I've been rather open to what I consider for these listings. Heck, I gave the honor one year to a music video. So you might start to think that I may name certain TV miniseries 1990's best horror movie, but that's not IT.
Sadly, I can't give this distinction to Clive Barker's Nightbreed, either. It's well-known how that film was reduced from its potential greatest by low-budget effects and a studio cut that took most of the gristle out. (I here the Cabal Cut is much better.)
So 1990's best horror movie is... Misery.
And rightly so. Annie Wilkes -- and here is where I get up on my high horse -- is not just one of the greatest female characters ever written for print or screen, but one of the greatest characters EVER created. Calling Annie Wilkes a female Darth Vader is an injustice. I would accept, with some regret, Wilkes being called the Darth Vader of Horror because that at least puts the male and female characters on level ground. And while Vader may be more culturally iconic, Wilkes is much more complex.
You see, there's a reason Annie Wilkes is the star of this story and not Paul Sheldon: Annie represents much more than Paul does. Paul is an average, weak human being, wrought with addictions and regrets. Yes, even successful people fuck up. We'll not get into any one author's personal past demons, but we should all admit that we have some and sometimes they lock us up in a room and don't tell anyone else we are in there.
Kathy Bates rocked this roll so much that she became the first Best Actress Oscar winner from a horror film (there had previously been one Best Actor win and one Best Supporting Actress win, but horror remains heavily unrecognized by the Academy). Bates captured the psychotic mood swings of Annie Wilkes and also brought an appropriate amount of sympathy to the character. Really, she just wants to help and to be loved. Unfortunately the love and help she can offer is such a sick and twisted kind that it leaves her alone and isolated in rural Colorado.
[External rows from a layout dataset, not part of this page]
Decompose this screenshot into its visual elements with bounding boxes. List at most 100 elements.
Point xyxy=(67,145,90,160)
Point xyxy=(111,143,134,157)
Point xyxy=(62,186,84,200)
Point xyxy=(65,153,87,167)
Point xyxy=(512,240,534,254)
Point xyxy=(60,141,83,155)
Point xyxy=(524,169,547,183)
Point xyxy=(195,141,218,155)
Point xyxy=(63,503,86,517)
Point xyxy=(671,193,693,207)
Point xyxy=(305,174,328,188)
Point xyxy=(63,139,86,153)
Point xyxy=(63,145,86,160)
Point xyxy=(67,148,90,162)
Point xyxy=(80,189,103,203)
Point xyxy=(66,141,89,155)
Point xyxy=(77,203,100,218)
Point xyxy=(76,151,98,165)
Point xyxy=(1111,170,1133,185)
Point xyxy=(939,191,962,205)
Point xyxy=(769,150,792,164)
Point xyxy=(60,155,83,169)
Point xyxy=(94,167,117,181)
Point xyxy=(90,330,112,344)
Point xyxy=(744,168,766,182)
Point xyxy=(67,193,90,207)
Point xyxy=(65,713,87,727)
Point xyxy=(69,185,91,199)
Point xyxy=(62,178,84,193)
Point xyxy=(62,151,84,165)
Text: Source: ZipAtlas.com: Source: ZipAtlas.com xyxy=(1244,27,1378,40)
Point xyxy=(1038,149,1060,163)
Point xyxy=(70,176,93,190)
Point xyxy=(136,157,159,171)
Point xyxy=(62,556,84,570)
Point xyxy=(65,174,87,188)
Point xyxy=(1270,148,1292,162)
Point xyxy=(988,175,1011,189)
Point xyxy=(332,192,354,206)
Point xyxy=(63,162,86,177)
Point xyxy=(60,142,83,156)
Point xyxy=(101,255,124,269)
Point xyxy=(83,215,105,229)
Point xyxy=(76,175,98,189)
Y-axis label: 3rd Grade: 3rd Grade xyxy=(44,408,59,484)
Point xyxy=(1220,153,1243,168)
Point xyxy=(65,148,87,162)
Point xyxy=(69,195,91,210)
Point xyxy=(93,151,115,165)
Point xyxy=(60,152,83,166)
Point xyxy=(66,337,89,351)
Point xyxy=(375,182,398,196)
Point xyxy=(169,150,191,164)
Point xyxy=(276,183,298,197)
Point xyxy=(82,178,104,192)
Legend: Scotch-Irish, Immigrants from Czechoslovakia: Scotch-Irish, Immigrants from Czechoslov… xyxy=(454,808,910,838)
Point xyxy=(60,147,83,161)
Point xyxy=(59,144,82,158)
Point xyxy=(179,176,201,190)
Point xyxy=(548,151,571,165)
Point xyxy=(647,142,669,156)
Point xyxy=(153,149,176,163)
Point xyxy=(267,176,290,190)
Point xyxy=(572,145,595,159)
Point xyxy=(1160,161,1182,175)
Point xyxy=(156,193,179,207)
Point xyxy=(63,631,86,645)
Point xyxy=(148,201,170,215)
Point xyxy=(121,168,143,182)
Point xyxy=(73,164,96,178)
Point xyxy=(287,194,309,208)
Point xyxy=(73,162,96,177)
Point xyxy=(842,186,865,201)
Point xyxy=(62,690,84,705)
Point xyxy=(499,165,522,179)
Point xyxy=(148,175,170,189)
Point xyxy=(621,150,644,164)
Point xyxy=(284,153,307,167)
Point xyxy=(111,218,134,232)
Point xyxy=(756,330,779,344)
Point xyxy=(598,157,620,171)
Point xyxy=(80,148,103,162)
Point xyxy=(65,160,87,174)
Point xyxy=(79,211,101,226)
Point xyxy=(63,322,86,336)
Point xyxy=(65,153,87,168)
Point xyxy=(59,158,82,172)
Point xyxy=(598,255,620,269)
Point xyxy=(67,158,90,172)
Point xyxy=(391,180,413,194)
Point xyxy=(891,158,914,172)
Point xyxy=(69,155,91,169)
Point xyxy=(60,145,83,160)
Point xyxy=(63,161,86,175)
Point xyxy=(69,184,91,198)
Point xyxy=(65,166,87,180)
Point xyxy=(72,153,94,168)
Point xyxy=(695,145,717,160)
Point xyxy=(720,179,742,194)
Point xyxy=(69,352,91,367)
There are other minor characters and each does his or her job well enough. Lauren Bacall is still with us and still working, as is Frances Sternhagen, who also appeared in the adaptation of Stephen King's The Mist and his original miniseries The Golden Years. Richard Farnsworth passed away in 2000.
Director Rob Reiner had previously adapted King's novella "The Body" into the film Stand By Me. Barry Sonnenfeld, who later directed The Addams Family and Men in Black, served as director of photography for Misery and did a great job of showcasing the blizzards and the play of light and shadow inside Annie's house.
So there. We're into the 1990s with 19 years still to cover, which means I need to crank these out to catch up to this year and my 34th birthday.